Les compétences requises pour un travail routinier et des tâches complexes et changeantes sont différentes. On a parlé de compétences "méta-cognitives" pour parler d'apprendre à apprendre, de la compétence de traiter des connaissances, de capacité à problématiser un sujet, à développer l'innovation, à manager des projets.
Mais apprendre ces compétences ne se fait pas en ligne. Certes l'enseignement en ligne permet de se familiariser avec les concepts, mais non pas d'acquérir des compétences. C'est pourquoi des approches comme le learning by doing (l'enseignement par la pratique) ou le design thinking deviennent si populaires.
Dans une démarche de design thinking, il ne s'agit pas de trouver une solution à un problème donné, mais de trouver d'abord le problème. Et on ne trouve pas le problème en consultant des informations en ligne ou des bases de données, mais en observant et en interrogeant de vrais gens, par un travail qui allie l'analyse et l'empathie. Une fois défini le problème, on explore des solutions sans garantie d'avoir raison, en faisant confiance à l'expérimentation plus qu'à la seule réflexion. Réitérer, c'est-à-dire reconnaître qu'on a eu tort, fait partie intégrante de la démarche.
Les concepts sont ici au service de la pratique et les étudiants n'apprennent pas comment il faudrait faire, mais le font.
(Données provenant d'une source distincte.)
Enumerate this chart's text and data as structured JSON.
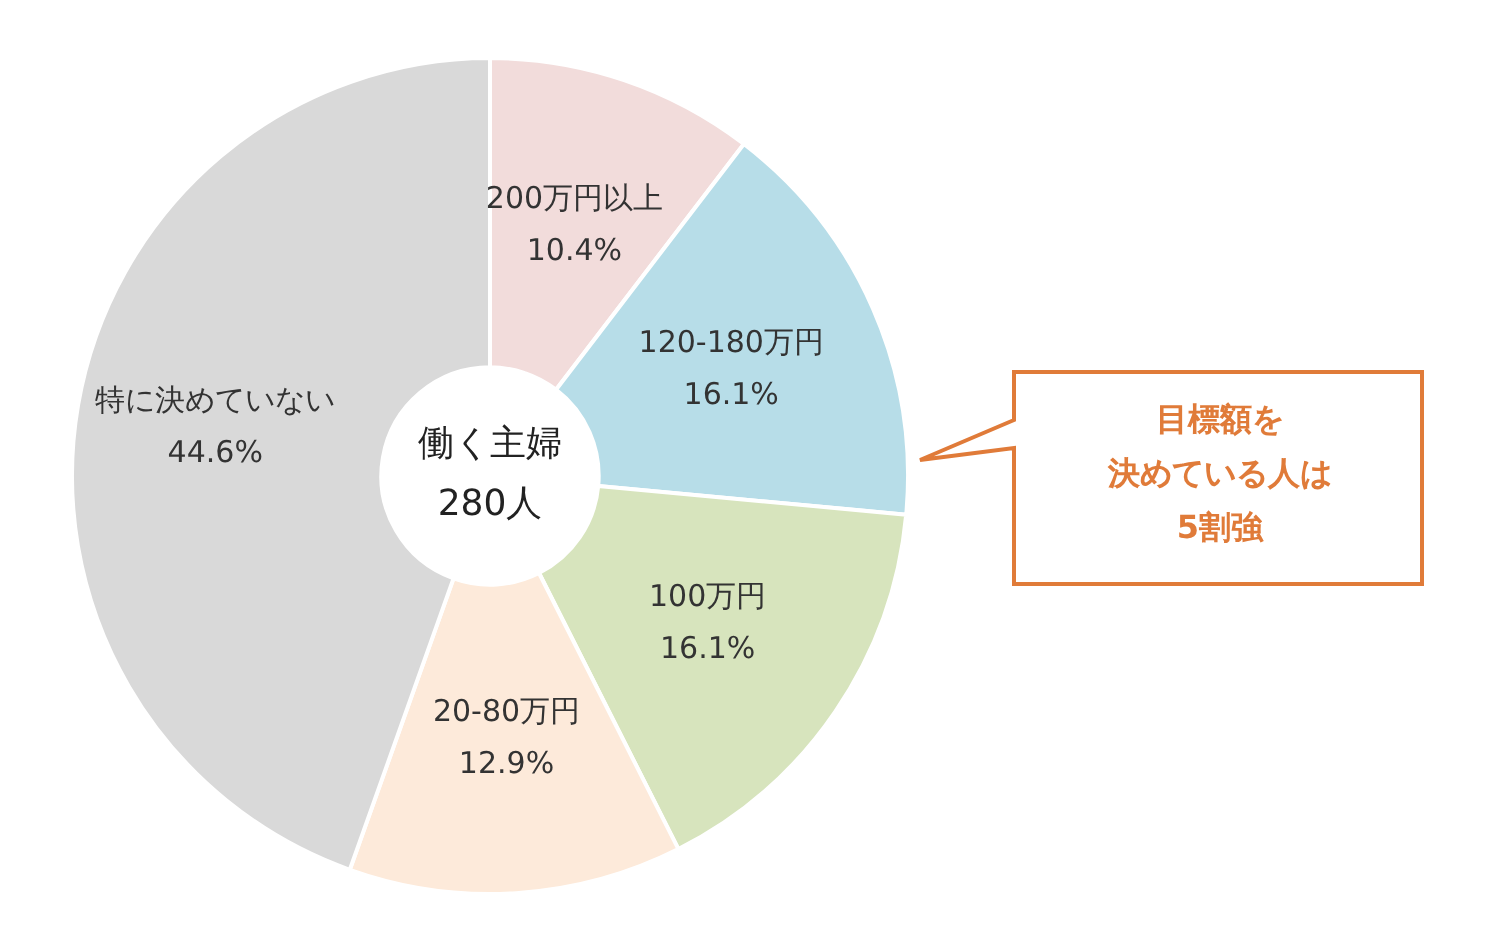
{
  "chart_data": {
    "type": "donut",
    "categories": [
      "200万円以上",
      "120-180万円",
      "100万円",
      "20-80万円",
      "特に決めていない"
    ],
    "values": [
      10.4,
      16.1,
      16.1,
      12.9,
      44.6
    ],
    "value_labels": [
      "10.4%",
      "16.1%",
      "16.1%",
      "12.9%",
      "44.6%"
    ],
    "colors": [
      "#f2dcdb",
      "#b7dde8",
      "#d7e4bd",
      "#fdeada",
      "#d9d9d9"
    ],
    "legend": false,
    "annotations": [
      "働く主婦",
      "280人",
      "目標額を",
      "決めている人は",
      "5割強"
    ]
  }
}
Allant plus loin que la méthode des cas, les étudiants vivent une expérience, ou plutôt apprennent à apprendre, à se remettre en question, à gérer des situations complexes, à imaginer et mettre en oeuvre.
Le rôle des pédagogues ici n'est pas de lancer la démarche et de laisser faire, mais de concevoir un scénario pédagogique, de donner les éléments de réflexion au moment où ils peuvent être mobilisés dans la pratique, d'aider les participants à réfléchir sur leur pratique.
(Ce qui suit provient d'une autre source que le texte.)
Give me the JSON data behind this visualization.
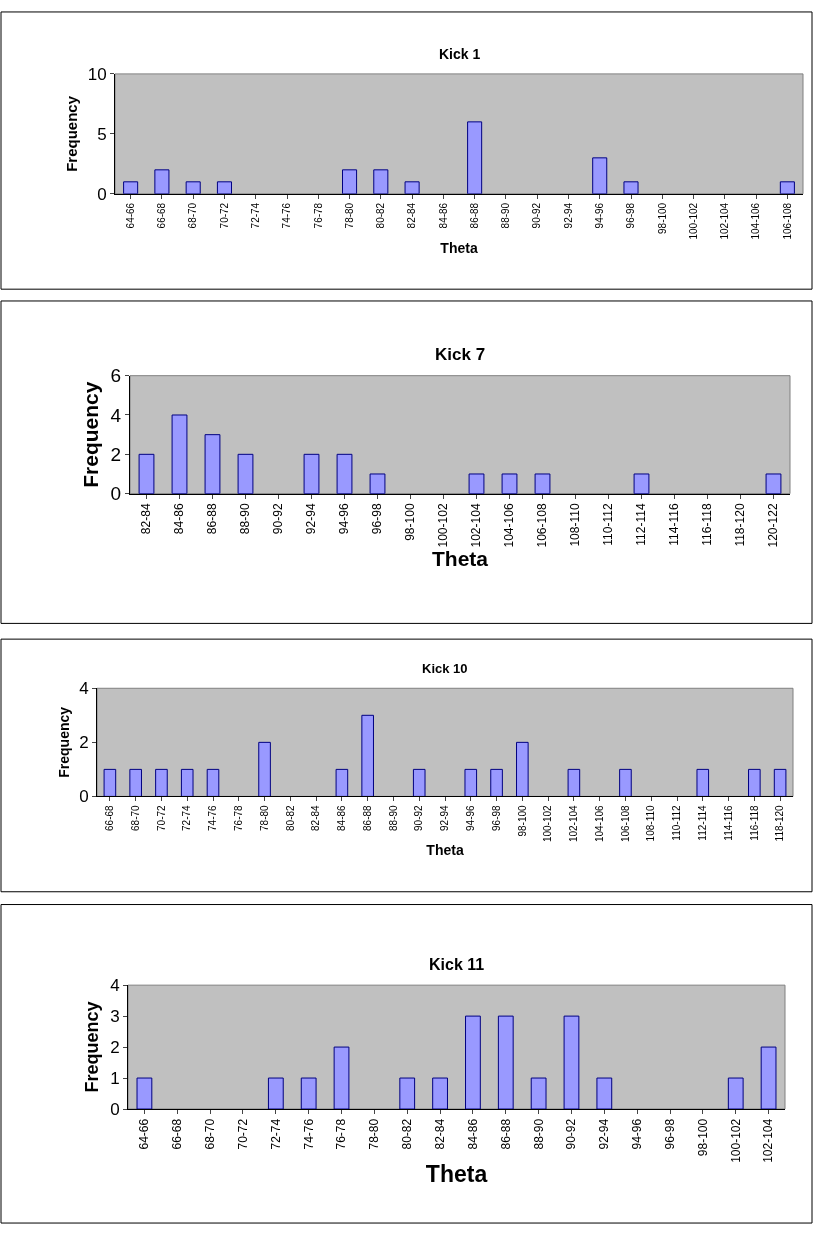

Les professeurs ont longtemps pensé que leur travail consistait à transmettre des connaissances. Aujourd'hui, ce rôle est largement dévolu à cette bibliothèque en ligne universelle qu'est aussi Internet, ainsi qu'aux nouveaux formats d'enseignement en ligne.
Mais la mission fondamentale du pédagogue a finalement peu évolué depuis les Grecs : ago (ἄγω) signifiant conduire, orienter, emmener, guider. Aider à s'orienter, servir de guide, de soutien dans un monde incertain et complexe est une des plus belles missions qui soient. Mais c'est une mission dont l'objet et les modalités restent largement à repenser.
Julien Lévy -Décembre 2018
1. Sous l'angle scientifique, ce discours est simplificateur : il considère de la même façon des individus différents en termes de sexe, de classe sociale, de niveau d'étude, de lieu d'habitation parce qu'ils partagent une même classe d'âge. Or, ni la sociologie, ni les études marketing ne constatent de disparition de l'influence des facteurs socio-économiques dans le comportement. Pourtant, malgré son aspect simplificateur, cette analyse par générations est et reste pertinente. L'environnement culturel et technologique influence les comportements individuels, et comme il évolue fortement dans le temps, il va affecter différemment des individus appartenant à des générations différentes.
2. Douglas Coupland, Generation X: Tales for an Accelerated Culture, St Martin Press, 1992.